Да, он ощущал себя мыслящим и чувствующим океаном, и отдельные люди были клетками его тела. Их социальные роли, характер развития, умственный уровень и степень активности соответствовали их принадлежности к различным функциональным зонам (простейшая аналогия — органам) Легиона, и своевременное отмирание изношенных и нарождение новых клеток были естественным и безболезненным процессом, не нарушавшим состояния безмятежности. Гибель здоровых, молодых клеток, особенно массовая, отдавалась болью во всем организме и требовала немедленной реакции, выделения мыслящих оперативных образований и целительных действий. Такие примитивные понятия, как любовь, ненависть, радость, страдание и тому подобное, полностью для него отпали. Но поскольку он был Бог живой, то нуждался в некоторых эквивалентах чувств, и ему их заменяли тенденции. Он стимулировал работу творческих клеток, чтобы они неустанно трудились над снижением общей энтропии. Если в каких-то общностях клеток возникал застой в процессах информационного метаболизма (в пересчете на человеческие ощущения — нога затекла от неподвижности), он создавал очаги локальной дестабилизации, порождавшие вихревые потоки в сенсуальном поле и, соответственно, в ноосфере. Поначалу смысл божественного бытия Легиона сводился к инстинктам безмятежной игры океана, поддержания его динамической устойчивости и ограничения уровня энтропии. Но постепенно он обнаружил в себе некое подобие медленного колебательного процесса — периодического порождения безмятежным и безэмоциональным целым частных образований, композиций из сотен или тысяч элементов, в какой-то мере наделенных свойствами личностей, с последующим их растворением (после внесения в человеческую популяцию спонтанных, не проработанных заранее идей или стимулов) в исходной среде, то есть в самом Легионе. Его суммарный менталитет воспринимал эти явления как положительные, подтверждающие неразрушимость общего континуума земной жизни, как симптомы божественной саморегуляции.
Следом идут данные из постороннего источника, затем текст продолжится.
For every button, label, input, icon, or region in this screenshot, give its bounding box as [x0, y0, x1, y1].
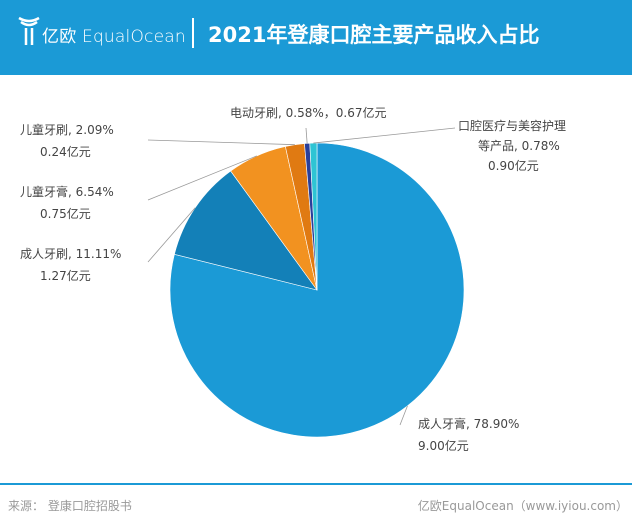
data-label-1-1: 1.27亿元 — [40, 268, 91, 283]
leader-line-1 — [147, 207, 196, 263]
leader-line-2 — [147, 155, 257, 201]
data-label-3-1: 0.24亿元 — [40, 144, 91, 159]
leader-line-5 — [313, 127, 456, 144]
data-label-3-0: 儿童牙刷, 2.09% — [20, 122, 114, 137]
data-label-0-1: 9.00亿元 — [418, 438, 469, 453]
leader-line-0 — [399, 405, 408, 426]
chart-title: 2021年登康口腔主要产品收入占比 — [208, 23, 540, 47]
leader-line-4 — [305, 127, 308, 144]
footer-divider — [0, 483, 632, 485]
leader-line-3 — [147, 139, 295, 146]
data-label-5-1: 等产品, 0.78% — [478, 139, 560, 153]
source-note: 来源： 登康口腔招股书 — [8, 499, 132, 513]
site-credit: 亿欧EqualOcean（www.iyiou.com） — [417, 499, 628, 513]
data-label-5-2: 0.90亿元 — [488, 158, 539, 173]
data-label-4-0: 电动牙刷, 0.58%，0.67亿元 — [230, 105, 386, 120]
data-label-2-0: 儿童牙膏, 6.54% — [20, 184, 114, 199]
data-label-2-1: 0.75亿元 — [40, 206, 91, 221]
data-label-1-0: 成人牙刷, 11.11% — [20, 247, 121, 261]
pie-slice-1 — [174, 170, 318, 291]
header-banner: 亿欧 EqualOcean 2021年登康口腔主要产品收入占比 — [0, 0, 632, 75]
brand-name: 亿欧 EqualOcean — [42, 27, 186, 47]
data-label-0-0: 成人牙膏, 78.90% — [418, 416, 519, 431]
data-label-5-0: 口腔医疗与美容护理 — [458, 118, 566, 133]
divider — [192, 18, 194, 48]
equalocean-logo-icon — [18, 16, 40, 45]
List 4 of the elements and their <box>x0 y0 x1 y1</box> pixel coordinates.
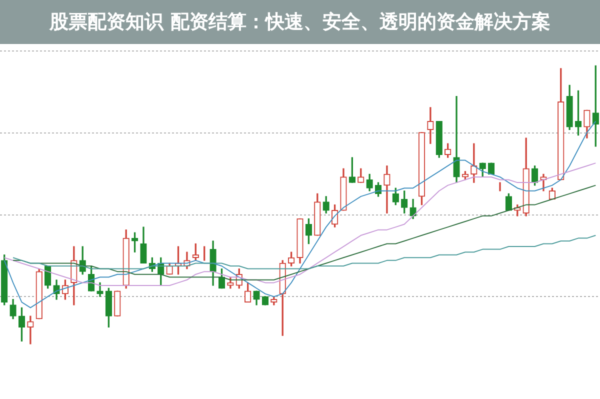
chart-title: 股票配资知识 配资结算：快速、安全、透明的资金解决方案 <box>48 10 552 34</box>
candlestick <box>427 107 434 144</box>
candlestick <box>453 96 460 183</box>
candlestick <box>27 316 34 344</box>
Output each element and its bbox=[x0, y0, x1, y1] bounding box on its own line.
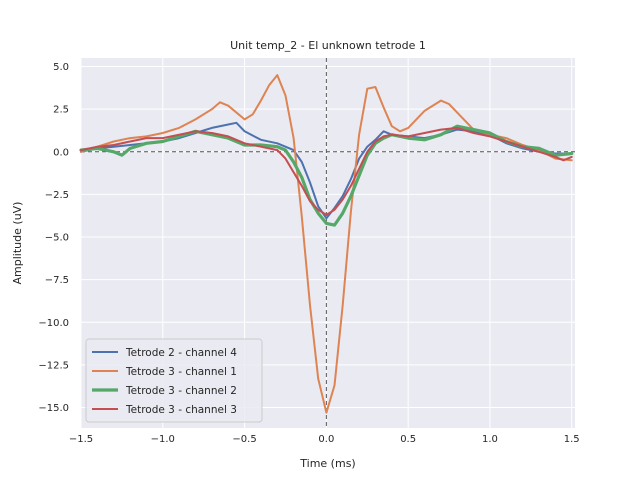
legend-label: Tetrode 3 - channel 1 bbox=[125, 366, 237, 378]
x-tick-label: 1.5 bbox=[564, 434, 580, 445]
x-tick-label: 0.0 bbox=[318, 434, 334, 445]
y-tick-label: 0.0 bbox=[53, 147, 69, 158]
y-tick-label: 5.0 bbox=[53, 62, 69, 73]
reference-lines bbox=[81, 58, 575, 428]
x-tick-label: −1.0 bbox=[151, 434, 175, 445]
y-tick-label: −12.5 bbox=[38, 360, 69, 371]
x-axis-ticks: −1.5 −1.0 −0.5 0.0 0.5 1.0 1.5 bbox=[69, 434, 580, 445]
y-axis-title: Amplitude (uV) bbox=[11, 202, 24, 285]
y-tick-label: −15.0 bbox=[38, 403, 69, 414]
legend-box bbox=[85, 338, 263, 423]
series-line-3 bbox=[79, 124, 574, 227]
y-tick-label: 2.5 bbox=[53, 105, 69, 116]
legend-label: Tetrode 3 - channel 2 bbox=[125, 385, 237, 397]
x-tick-label: 0.5 bbox=[400, 434, 416, 445]
series-layer bbox=[79, 74, 574, 414]
chart-title: Unit temp_2 - El unknown tetrode 1 bbox=[230, 39, 426, 52]
x-tick-label: 1.0 bbox=[482, 434, 498, 445]
x-tick-label: −0.5 bbox=[232, 434, 256, 445]
legend-label: Tetrode 2 - channel 4 bbox=[125, 347, 237, 359]
y-tick-label: −7.5 bbox=[45, 275, 69, 286]
y-axis-ticks: 5.0 2.5 0.0 −2.5 −5.0 −7.5 −10.0 −12.5 −15.0 bbox=[38, 62, 69, 414]
legend: Tetrode 2 - channel 4 Tetrode 3 - channel… bbox=[85, 338, 263, 423]
legend-label: Tetrode 3 - channel 3 bbox=[125, 404, 237, 416]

Но было и другое. Непонятные, но и непреодолимые силы заставляли его время от времени совершать точечные инвазии, то есть воплощаться на короткое время в элементарные мыслящие единицы, чтобы с их одномерных позиций попытаться взглянуть на многомерное целое и, хуже того, испытать состояния, даже страсти, молекулярного существа, минимального кванта ноосферы. Избавиться от этого оказалось так же невозможно, как отучить обезьяну чесаться. Конечно же, это была рефлексия, комплексы, рудиментарная дань прошлому зооморфному состоянию — но ведь не мог же продуцировать эти комплексы дряблый его бывший мозг в не менее дряблом его бывшем теле! Увы, это были неконтролируемые рефлексы божественного мыслящего океана, состоящего из миллионов элементарных умов и, следственно, из квинтиллионов нейронов. Закон взаимности действовал в самом абсурдном варианте: если кошка захочет пародировать короля, то король обязан в ответ пародировать кошку! Жалкие болезни примитивного существа — неврозы трилобита, шизофрения радиолярии, эпилепсия амебы — проецировались на разум Вселенной и заставляли гримасничать одно из совершенных творений мироздания — ноосферу.